In the beginning of the 1990s Ilasku was the leader of the Moldova People's Front in Tiraspol. A lot of local citizens both in Moldova and in Transdniestr associate this man's name with the start of the sweeping, but bloody conflict, which eventually divided the republic into two. At that time, Ilasku - a man with obscure past - was playing quite a significant role in Moldova's politics. He became famous for his appeals to make short work of "separatists" in the Transdniestrian region.
When Ilasku was arrested in June of 1992, the Transdniestrian government accused him and his associates (who jointly brought up a suit to Europe's Court of Human Rights) of assassinating deputies of the Tiraspol municipal council. Ilasku was accused of terrorism and his activities in the armed group Bujor, which allegedly exterminated separatist politicians. As a result, in December of 1993 Ilasku was sentenced to death penalty and later to lifetime imprisonment. His comrades were sentenced to long terms in jail.
Illie Ilasku did not reject his participation in the assassinations of Transdniestrian deputies. As he said, he was a soldier in the war, obeying the orders of the Moldavian government, who eventually fell a victim to then aggressive politics aimed at forceful solution of political problems.
Ilasku did not spend the rest of his life in jail. In connection with a personal request from Moldova's current president Vladimir Voronin, Transdniestrian citizens released him in May of 2001. This seems to be a paradox, because the communist president rescued the man, who did not hide his ultra-right views. However, Ilasku's associates did not raise a finger to take Ilasku out of jail. When Ilasku was liberated, he promised to take revenge on Russia and Moldova and left to live in Romania, where he became a senator from the ultra-right party Great Romania. The party raised territorial claims against almost all neighboring states. Ilasku submitted a claim to Europe’s Court of Human Rights in 1999, but it was accepted for pending in 2001.
The litigation continued for three years. Russia and Moldova tried to prove that they were indequate defendants and could not be considered as defendants on Ilasku's case. Yet, the court ruled that Chisinau was responsible for the actions of the Transdniestrian government, because the territory is formally a part of Moldova. Furthermore, it was decided that Russia was supposed to be responsible too, because it was actually controlling the rebellious territory and supporting separatists in every way. In addition, Ilasku alleged that he had been arrested by Russian military men from the 14th army.

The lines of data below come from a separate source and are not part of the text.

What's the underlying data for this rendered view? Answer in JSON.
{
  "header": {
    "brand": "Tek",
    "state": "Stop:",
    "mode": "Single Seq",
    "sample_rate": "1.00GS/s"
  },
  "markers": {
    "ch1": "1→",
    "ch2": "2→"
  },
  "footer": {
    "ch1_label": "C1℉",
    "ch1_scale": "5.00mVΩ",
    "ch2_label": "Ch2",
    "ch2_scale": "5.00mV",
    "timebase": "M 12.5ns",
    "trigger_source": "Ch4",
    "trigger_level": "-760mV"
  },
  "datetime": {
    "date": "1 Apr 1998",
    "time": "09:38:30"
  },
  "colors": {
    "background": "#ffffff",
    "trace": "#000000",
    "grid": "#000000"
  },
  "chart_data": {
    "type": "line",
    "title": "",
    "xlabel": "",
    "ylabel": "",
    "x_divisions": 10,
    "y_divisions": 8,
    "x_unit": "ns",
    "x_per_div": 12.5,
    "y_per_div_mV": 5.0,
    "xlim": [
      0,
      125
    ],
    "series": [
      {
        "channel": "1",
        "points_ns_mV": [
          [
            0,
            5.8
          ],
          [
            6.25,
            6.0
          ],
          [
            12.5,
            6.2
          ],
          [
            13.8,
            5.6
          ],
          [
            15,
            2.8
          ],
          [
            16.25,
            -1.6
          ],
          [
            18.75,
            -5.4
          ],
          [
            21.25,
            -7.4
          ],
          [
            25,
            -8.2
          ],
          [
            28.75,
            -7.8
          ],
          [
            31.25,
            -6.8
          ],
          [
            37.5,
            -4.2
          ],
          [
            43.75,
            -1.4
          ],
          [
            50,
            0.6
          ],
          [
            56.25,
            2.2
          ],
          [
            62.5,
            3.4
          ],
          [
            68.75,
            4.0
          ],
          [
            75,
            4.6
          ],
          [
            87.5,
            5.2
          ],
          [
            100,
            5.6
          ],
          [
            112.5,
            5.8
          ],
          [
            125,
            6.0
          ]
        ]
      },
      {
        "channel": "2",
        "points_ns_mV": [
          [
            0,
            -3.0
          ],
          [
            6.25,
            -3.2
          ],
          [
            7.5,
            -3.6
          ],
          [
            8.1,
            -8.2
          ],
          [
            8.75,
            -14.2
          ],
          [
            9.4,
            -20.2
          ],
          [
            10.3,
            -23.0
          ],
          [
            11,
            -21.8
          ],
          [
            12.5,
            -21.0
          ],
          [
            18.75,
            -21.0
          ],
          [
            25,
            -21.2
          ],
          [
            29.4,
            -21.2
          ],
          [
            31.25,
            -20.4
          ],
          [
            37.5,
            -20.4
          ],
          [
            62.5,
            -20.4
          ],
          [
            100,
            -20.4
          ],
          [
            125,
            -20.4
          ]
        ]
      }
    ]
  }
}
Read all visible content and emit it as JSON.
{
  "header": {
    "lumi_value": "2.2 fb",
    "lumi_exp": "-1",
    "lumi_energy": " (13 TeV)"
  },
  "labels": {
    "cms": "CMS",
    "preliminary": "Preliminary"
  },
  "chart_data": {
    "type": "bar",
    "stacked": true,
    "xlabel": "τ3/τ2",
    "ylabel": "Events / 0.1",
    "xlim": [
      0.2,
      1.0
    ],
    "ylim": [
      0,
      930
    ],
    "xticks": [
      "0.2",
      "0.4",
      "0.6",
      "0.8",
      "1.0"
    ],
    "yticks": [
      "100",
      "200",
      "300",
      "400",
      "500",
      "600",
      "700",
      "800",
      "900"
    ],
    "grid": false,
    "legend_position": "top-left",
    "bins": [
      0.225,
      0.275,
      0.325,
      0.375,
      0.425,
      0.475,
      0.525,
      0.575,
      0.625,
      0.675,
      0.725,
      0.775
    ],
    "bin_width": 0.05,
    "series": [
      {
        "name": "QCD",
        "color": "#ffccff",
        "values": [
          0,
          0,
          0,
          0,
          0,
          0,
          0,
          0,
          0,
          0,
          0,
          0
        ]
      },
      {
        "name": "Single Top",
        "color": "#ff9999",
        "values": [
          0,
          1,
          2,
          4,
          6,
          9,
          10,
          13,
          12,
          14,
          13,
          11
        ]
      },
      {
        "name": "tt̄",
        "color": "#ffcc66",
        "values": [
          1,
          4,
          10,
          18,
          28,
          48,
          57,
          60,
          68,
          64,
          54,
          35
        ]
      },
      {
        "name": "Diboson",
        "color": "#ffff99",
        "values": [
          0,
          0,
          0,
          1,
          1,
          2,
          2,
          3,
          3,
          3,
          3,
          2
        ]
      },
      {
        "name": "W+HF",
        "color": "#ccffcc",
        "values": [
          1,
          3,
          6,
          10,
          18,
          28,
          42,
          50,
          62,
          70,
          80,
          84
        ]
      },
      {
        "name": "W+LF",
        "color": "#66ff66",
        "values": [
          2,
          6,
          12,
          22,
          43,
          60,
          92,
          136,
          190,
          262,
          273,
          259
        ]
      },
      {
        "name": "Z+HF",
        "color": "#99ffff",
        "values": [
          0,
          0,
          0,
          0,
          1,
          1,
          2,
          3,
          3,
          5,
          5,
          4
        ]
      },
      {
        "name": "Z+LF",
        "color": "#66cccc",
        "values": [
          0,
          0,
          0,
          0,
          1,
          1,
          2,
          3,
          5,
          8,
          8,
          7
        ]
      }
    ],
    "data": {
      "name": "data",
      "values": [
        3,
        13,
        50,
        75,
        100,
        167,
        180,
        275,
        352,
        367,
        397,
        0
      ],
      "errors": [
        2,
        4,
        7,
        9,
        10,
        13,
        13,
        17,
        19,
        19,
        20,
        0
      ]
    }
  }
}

The court's ruling looks rather ambiguous because there are considerable discrepancies between Russia and the EU as far as the regulation of the Transdniestrian conflict is concerned. The EU's stance ruined Russia's plan to liberate Moldova and Transdniestr in November of 2003. No one in Brussels has ever explained why the plan was bad. Probably, there was nothing bad about it, except for the fact that the plan did not stipulate the leading role for the EU in the regulation of the conflict. In addition, the EU together with the US still insist on the soonest withdrawal of the rest of Russia’s 14th army from Transdniestr. It is clear that 2500 soldiers do not pose any threat to Europe, but it is just a matter of principle. There is no guarantee that another Ilasku will appear in the region after Russian troops leave Transdniestr.